I will try to discuss the spontaneous emergence of some complex collective dynamics in networked phase oscillators.
As a first step, I will discuss how synchronization may emerge in the graph. Synchronization is a process in which dynamical systems adjust some properties of their trajectories (due to their interactions, or to a driving force) so that they eventually operate in a macroscopically coherent way. A common result is that the vast majority of transitions to synchronization are of the second-order type, continuous and reversible. However, as soon as networked units with complex architectures of interaction are taken into consideration, abrupt and irreversible phenomena may emerge, namely explosive synchronization, which rather remind first-order like transitions.
In the second part of my talk, I will concentrate on a recently unveiled coherent state, the Bellerophon state, which is generically observed in the proximity of explosive synchronization at intermediate values of the coupling strength.
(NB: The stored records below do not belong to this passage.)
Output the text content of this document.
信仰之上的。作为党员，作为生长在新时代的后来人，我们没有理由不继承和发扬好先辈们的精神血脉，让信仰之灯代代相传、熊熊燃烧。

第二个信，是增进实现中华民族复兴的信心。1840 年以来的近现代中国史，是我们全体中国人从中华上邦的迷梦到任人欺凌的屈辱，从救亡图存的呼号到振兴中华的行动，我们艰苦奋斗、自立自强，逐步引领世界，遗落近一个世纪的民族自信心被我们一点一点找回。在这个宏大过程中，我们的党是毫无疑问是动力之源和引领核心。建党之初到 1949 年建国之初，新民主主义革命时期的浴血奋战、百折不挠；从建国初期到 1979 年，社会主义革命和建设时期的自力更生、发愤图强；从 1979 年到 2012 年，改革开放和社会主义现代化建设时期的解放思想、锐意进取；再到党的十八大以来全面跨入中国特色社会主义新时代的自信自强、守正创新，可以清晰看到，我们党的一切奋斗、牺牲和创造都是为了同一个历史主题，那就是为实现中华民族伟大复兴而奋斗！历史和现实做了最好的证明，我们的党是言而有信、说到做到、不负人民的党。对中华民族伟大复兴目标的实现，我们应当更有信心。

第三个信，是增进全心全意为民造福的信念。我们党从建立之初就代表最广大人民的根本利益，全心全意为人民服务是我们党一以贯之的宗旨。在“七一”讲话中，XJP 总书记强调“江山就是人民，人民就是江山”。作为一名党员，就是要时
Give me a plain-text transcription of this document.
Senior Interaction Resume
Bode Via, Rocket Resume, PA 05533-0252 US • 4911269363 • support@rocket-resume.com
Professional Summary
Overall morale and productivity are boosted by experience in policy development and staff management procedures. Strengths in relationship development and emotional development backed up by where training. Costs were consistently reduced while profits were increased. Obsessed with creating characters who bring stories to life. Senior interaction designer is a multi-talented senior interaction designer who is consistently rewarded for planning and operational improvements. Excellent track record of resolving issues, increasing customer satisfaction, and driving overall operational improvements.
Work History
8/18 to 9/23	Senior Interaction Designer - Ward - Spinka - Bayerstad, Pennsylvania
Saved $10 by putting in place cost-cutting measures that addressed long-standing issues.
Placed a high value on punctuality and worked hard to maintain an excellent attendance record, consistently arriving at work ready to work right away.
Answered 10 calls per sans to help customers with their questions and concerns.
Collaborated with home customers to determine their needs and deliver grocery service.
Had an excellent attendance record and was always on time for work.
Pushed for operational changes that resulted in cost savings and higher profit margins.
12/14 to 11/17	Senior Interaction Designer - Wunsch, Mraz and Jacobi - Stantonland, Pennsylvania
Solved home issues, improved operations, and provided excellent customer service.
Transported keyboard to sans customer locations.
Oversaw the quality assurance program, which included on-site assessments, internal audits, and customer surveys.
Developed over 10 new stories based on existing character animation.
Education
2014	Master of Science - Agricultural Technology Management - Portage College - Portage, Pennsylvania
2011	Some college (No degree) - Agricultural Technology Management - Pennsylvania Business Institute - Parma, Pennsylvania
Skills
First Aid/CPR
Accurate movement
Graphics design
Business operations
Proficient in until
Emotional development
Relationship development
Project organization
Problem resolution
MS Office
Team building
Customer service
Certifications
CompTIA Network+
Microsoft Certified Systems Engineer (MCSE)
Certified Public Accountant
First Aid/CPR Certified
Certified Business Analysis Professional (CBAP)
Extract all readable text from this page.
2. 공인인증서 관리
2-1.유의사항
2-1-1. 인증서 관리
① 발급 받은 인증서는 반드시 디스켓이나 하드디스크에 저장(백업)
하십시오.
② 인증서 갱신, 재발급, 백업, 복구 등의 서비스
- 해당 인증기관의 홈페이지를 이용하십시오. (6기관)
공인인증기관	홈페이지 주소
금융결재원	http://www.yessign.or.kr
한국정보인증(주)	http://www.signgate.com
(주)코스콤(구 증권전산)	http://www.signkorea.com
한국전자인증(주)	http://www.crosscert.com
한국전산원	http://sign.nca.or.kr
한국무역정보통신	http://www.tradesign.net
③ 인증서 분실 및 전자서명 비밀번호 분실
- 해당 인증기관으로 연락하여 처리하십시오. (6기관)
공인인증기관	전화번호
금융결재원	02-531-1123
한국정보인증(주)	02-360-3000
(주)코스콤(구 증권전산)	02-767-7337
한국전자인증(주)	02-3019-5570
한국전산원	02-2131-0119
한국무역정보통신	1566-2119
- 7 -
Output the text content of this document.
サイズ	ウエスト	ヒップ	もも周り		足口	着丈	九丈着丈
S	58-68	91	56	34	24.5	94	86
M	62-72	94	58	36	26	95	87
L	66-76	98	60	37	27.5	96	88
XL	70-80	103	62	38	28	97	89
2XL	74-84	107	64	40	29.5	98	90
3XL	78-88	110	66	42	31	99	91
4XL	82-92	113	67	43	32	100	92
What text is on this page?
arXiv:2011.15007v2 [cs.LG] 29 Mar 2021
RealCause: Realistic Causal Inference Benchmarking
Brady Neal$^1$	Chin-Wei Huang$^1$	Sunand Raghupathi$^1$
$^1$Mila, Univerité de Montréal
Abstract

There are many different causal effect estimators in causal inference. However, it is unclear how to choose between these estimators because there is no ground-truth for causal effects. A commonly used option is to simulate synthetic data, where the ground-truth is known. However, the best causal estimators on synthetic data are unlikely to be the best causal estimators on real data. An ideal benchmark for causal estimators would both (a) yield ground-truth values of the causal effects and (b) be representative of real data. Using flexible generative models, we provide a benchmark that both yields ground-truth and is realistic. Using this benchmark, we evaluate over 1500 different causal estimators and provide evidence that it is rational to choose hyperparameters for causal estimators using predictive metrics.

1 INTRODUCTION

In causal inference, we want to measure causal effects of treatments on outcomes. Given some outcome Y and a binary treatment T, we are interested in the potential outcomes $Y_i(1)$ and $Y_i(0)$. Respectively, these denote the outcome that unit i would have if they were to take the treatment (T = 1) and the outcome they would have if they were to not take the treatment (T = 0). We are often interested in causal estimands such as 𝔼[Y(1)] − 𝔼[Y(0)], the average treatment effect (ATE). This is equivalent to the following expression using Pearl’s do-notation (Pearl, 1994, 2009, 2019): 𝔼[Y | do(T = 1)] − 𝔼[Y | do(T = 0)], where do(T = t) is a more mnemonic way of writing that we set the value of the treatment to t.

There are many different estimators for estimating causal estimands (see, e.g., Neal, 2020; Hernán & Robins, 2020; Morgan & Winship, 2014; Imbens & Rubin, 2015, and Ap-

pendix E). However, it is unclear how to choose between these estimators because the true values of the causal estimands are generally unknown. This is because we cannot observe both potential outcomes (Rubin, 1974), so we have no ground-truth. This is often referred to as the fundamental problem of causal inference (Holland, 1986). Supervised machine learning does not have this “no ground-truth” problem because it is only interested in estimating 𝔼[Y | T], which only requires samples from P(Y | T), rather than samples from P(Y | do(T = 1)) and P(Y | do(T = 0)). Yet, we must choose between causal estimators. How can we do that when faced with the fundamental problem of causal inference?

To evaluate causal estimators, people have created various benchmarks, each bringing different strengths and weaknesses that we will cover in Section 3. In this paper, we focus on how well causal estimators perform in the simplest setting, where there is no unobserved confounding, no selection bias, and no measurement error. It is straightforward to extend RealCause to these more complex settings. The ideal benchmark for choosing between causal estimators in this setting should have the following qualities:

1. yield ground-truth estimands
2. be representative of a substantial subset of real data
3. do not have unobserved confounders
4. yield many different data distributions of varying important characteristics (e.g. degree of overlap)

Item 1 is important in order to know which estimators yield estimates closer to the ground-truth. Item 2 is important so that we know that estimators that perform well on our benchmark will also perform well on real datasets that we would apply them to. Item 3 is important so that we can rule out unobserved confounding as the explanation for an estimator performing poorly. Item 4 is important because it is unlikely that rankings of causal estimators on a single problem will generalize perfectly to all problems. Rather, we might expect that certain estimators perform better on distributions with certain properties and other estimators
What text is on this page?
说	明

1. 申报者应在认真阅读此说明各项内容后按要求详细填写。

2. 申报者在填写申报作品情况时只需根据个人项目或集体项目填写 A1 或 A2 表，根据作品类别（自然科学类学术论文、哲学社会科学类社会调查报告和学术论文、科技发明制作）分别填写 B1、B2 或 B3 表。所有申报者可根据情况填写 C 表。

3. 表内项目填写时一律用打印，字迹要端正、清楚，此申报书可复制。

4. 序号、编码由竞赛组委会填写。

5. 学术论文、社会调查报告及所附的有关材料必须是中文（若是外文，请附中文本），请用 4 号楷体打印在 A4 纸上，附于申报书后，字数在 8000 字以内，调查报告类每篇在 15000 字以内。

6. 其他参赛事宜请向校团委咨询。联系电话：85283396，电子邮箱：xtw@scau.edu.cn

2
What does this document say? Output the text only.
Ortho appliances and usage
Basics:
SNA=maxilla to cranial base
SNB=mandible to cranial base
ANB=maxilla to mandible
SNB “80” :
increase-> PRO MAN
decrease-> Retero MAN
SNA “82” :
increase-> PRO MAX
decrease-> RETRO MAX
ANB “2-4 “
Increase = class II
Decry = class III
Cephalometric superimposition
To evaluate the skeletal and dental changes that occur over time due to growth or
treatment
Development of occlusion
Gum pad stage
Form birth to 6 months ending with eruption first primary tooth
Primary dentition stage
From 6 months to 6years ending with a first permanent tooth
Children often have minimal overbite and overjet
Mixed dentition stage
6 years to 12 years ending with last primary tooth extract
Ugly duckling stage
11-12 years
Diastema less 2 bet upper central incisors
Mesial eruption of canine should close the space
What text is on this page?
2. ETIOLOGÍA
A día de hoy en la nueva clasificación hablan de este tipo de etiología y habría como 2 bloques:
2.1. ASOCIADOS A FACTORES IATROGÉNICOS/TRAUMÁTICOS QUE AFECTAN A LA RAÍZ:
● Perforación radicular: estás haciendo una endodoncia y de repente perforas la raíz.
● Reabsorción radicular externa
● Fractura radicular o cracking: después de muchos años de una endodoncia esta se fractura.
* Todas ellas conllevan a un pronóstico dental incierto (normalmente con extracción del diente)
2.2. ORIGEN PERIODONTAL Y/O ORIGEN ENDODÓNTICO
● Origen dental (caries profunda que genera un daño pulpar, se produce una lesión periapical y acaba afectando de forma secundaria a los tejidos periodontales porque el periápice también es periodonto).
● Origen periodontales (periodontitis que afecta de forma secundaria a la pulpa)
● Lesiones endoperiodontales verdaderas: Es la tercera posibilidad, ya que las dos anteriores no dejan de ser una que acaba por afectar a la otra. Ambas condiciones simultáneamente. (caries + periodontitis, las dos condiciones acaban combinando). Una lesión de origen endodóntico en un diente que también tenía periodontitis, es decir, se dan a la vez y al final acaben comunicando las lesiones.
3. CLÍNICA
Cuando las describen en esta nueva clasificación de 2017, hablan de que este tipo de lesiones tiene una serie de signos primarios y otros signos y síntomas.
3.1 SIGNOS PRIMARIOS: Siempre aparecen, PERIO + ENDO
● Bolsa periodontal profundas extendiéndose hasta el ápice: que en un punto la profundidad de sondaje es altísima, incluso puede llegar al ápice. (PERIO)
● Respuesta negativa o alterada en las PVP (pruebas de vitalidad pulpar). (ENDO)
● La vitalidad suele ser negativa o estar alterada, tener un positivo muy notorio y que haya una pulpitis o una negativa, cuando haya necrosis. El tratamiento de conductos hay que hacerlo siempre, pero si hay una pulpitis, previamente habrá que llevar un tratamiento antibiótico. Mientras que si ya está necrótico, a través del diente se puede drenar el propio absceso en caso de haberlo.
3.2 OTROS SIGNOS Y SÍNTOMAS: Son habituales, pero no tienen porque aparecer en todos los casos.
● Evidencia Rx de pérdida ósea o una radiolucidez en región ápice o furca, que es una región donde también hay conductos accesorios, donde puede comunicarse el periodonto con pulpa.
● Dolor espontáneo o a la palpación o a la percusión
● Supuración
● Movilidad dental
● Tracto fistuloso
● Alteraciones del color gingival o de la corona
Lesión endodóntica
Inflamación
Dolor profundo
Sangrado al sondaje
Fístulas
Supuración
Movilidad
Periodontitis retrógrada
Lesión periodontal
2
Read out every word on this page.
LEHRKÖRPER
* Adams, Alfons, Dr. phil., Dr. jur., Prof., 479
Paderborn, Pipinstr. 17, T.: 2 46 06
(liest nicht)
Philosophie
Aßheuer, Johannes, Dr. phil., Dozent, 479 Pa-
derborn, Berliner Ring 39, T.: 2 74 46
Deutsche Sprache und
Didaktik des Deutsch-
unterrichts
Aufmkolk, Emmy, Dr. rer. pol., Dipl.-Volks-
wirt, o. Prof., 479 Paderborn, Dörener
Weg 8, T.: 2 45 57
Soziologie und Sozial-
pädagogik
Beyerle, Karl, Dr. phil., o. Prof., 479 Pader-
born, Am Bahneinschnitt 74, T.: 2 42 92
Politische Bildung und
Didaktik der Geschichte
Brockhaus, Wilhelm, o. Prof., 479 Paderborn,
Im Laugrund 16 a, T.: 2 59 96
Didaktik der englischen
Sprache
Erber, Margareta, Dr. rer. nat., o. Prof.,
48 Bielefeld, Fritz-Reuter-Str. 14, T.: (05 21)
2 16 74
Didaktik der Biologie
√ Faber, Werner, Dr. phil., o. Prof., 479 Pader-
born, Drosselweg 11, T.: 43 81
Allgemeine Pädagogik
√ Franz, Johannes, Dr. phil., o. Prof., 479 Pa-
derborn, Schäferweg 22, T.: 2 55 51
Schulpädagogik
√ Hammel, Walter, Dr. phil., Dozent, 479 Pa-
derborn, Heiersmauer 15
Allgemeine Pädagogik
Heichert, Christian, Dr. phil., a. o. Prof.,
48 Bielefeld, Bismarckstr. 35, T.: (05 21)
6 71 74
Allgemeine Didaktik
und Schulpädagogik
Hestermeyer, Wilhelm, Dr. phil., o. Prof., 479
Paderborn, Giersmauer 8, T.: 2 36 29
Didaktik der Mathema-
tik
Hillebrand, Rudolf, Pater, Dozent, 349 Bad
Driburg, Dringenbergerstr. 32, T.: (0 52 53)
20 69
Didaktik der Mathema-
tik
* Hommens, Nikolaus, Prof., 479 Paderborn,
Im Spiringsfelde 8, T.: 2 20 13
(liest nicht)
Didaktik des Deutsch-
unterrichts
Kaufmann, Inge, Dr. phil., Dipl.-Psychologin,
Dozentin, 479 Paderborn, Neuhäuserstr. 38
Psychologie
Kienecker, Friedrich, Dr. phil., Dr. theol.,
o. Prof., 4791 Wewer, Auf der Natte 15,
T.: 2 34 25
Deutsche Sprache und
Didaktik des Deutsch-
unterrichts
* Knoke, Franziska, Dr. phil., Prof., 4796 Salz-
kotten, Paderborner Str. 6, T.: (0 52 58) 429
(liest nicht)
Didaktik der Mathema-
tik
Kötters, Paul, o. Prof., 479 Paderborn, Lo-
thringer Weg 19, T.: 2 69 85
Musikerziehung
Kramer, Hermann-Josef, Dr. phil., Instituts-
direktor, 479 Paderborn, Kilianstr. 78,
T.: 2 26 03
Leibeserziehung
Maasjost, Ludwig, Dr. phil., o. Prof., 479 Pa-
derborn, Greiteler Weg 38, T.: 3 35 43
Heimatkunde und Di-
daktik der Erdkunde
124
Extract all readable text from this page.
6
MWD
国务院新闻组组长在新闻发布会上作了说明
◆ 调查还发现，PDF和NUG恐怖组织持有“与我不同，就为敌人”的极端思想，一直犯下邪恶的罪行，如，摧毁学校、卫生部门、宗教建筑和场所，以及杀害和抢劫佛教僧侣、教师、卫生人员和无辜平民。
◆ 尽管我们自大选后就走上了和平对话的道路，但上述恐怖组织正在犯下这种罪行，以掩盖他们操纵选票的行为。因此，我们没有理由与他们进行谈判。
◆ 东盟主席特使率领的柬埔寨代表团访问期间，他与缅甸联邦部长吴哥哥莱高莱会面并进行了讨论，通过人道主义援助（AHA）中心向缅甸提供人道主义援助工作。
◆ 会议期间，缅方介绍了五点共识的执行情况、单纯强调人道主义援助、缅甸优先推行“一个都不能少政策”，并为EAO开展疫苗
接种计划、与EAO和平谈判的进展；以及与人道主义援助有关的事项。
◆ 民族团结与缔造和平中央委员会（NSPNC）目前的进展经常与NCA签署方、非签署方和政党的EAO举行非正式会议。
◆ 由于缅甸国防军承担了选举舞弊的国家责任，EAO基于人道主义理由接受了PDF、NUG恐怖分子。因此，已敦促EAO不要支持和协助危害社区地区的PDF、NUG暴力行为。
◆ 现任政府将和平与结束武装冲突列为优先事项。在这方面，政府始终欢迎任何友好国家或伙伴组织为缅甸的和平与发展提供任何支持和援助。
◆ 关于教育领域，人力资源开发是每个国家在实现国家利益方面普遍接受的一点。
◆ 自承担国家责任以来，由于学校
Bellerophon states are multi-clustered states emerging in symmetric pairs. In these states, oscillators belonging to a
given cluster are not locked in their instantaneous phases or frequencies, rather they display the same
long-time average frequency (a sort of effective global frequency). Moreover, Bellerophon states feature quantum traits, in that such average frequencies are all odd multiples of a fundamental frequency.
Finally, if there is sufficient time, I will try to show a generalization of the concept of interdependence of graphs when dynamical systems are considered to be the constituents of the networks, and in relationship to the setting of collective dynamics.